His apprehension mounted towards the slopes of actual fear. And then, just as he began to feel that somehow he must overpower his reluctance to approach that dread centre of activity upstairs, he heard the sound of the lifting of the latch on the bedroom door, followed by the voice of Mrs Skinner, pitched low so as not to waken the other children.
‘Mester Garrett ! Are yer theer?‘
Am I theer? he thought. Silly owd bitch. Wheer the ‘ell else would A be but ‘ere, waitin‘, waitin‘?
He was on his feet on the instant, throwing the newspaper aside, and crossing to the door at the foot of the stairs. The dark shape of the midwife, silhouetted in the light of the candle, loomed over the rail on the landing.

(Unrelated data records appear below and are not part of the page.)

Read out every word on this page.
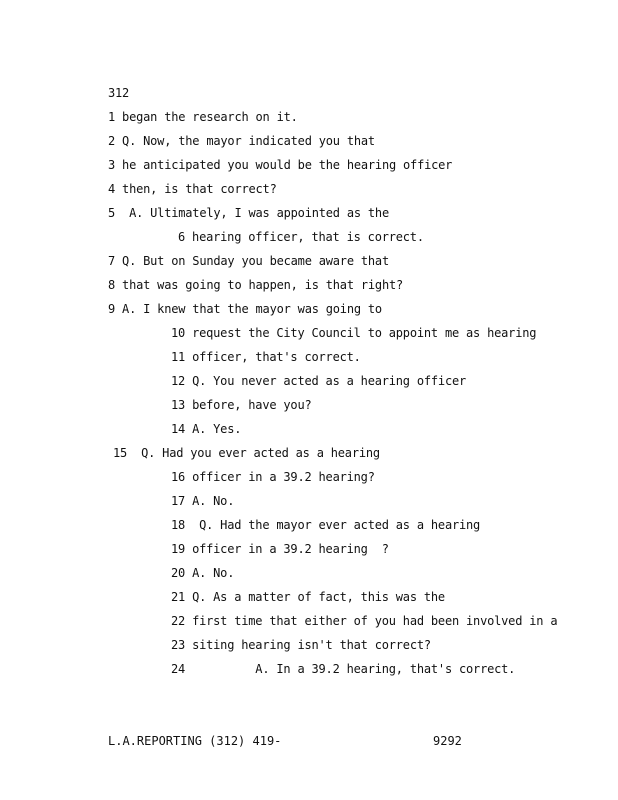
312
1 began the research on it.
2 Q. Now, the mayor indicated you that
3 he anticipated you would be the hearing officer
4 then, is that correct?
5  A. Ultimately, I was appointed as the
6 hearing officer, that is correct.
7 Q. But on Sunday you became aware that
8 that was going to happen, is that right?
9 A. I knew that the mayor was going to
10 request the City Council to appoint me as hearing
11 officer, that's correct.
12 Q. You never acted as a hearing officer
13 before, have you?
14 A. Yes.
15  Q. Had you ever acted as a hearing
16 officer in a 39.2 hearing?
17 A. No.
18  Q. Had the mayor ever acted as a hearing
19 officer in a 39.2 hearing  ?
20 A. No.
21 Q. As a matter of fact, this was the
22 first time that either of you had been involved in a
23 siting hearing isn't that correct?
24          A. In a 39.2 hearing, that's correct.
L.A.REPORTING (312) 419-	9292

‘Yer can come up now, Mester Garrett !‘
He bounded up the stairs, heedless now of the bone-weariness that always marked the end of a working day, and brushed past the midwife with a whispered, ‘‘Ow is she?‘
‘Ee, Mester Garrett,‘ she replied, ‘it in‘t a she ! It‘s a boy ! A fine lad !‘
But Lizzie Garrett had heard the whispered question and read it aright. The knowledge that her man‘s first thought had been for her brought her near to tears, and added yet more joy to the joy of her childbearing.
‘Come an‘ look at ‘im, love,‘ she said. ‘‘E‘s a lovely baby !‘
Jim Garrett looked down at the small dark head lying against his wife‘s breast and shadowed by the thin woollen shawl, and knew again the familiar yet always forgotten wonder of this moment. Eigh, lad, he said to himself. A s‘ll never get used to it, never.
He lifted dark eyes to his wife‘s, and she wrinkled her nose at him as she had done at their first meeting a quarter of a century earlier. Then she pulled the shawl aside to let him see his son.
‘Goo‘n fetch t‘others, love,‘ she said. ‘A promised as yer‘d fetch ‘em when t‘baby come !‘
The midwife came behind him, her face still moist from her exertions and shining, too, with a craftsman‘s pride. She leaned past him towards the bed, and delivered herself of a professional judgement.
‘Eigh, yon‘s a Garrett awright ! Yer‘ll not be able to blame t‘milkman for this, Mester Garrett !‘
She touched the baby‘s cheek with an arthritic finger. ‘What yer thinkin‘ o‘ callin‘ ‘im, Lizzie?‘ she asked.
Lizzie took her eyes from the child and raised them to her husband‘s.
‘We said Maurice if it was a boy, didn‘t we, Jim? After ‘is granddad, yer see, Mrs Skinner. Jim‘s Dad, that is.‘
‘Aye, lass, that were your choice,‘ Jim replied.
The midwife beamed.
‘Maurice, eh? Na, that‘s a nice name,is that ! There in‘t a lot yer can do wi‘ a name like Maurice. To spoil it, A mean !‘
In the soft, yellow light of the candles Maurice Garrett slept on, safe in the crook of his mother‘s arm, unaware as yet of the world of love and poverty into which he had been born, ignorant as yet of wars and rumours of wars, and bearing with no evident concern the burden of his new-made identity.
But the midwife was wrong. True, there isn‘t a lot to be done with a name like Maurice, but what in the fulness of time was done he did for himself.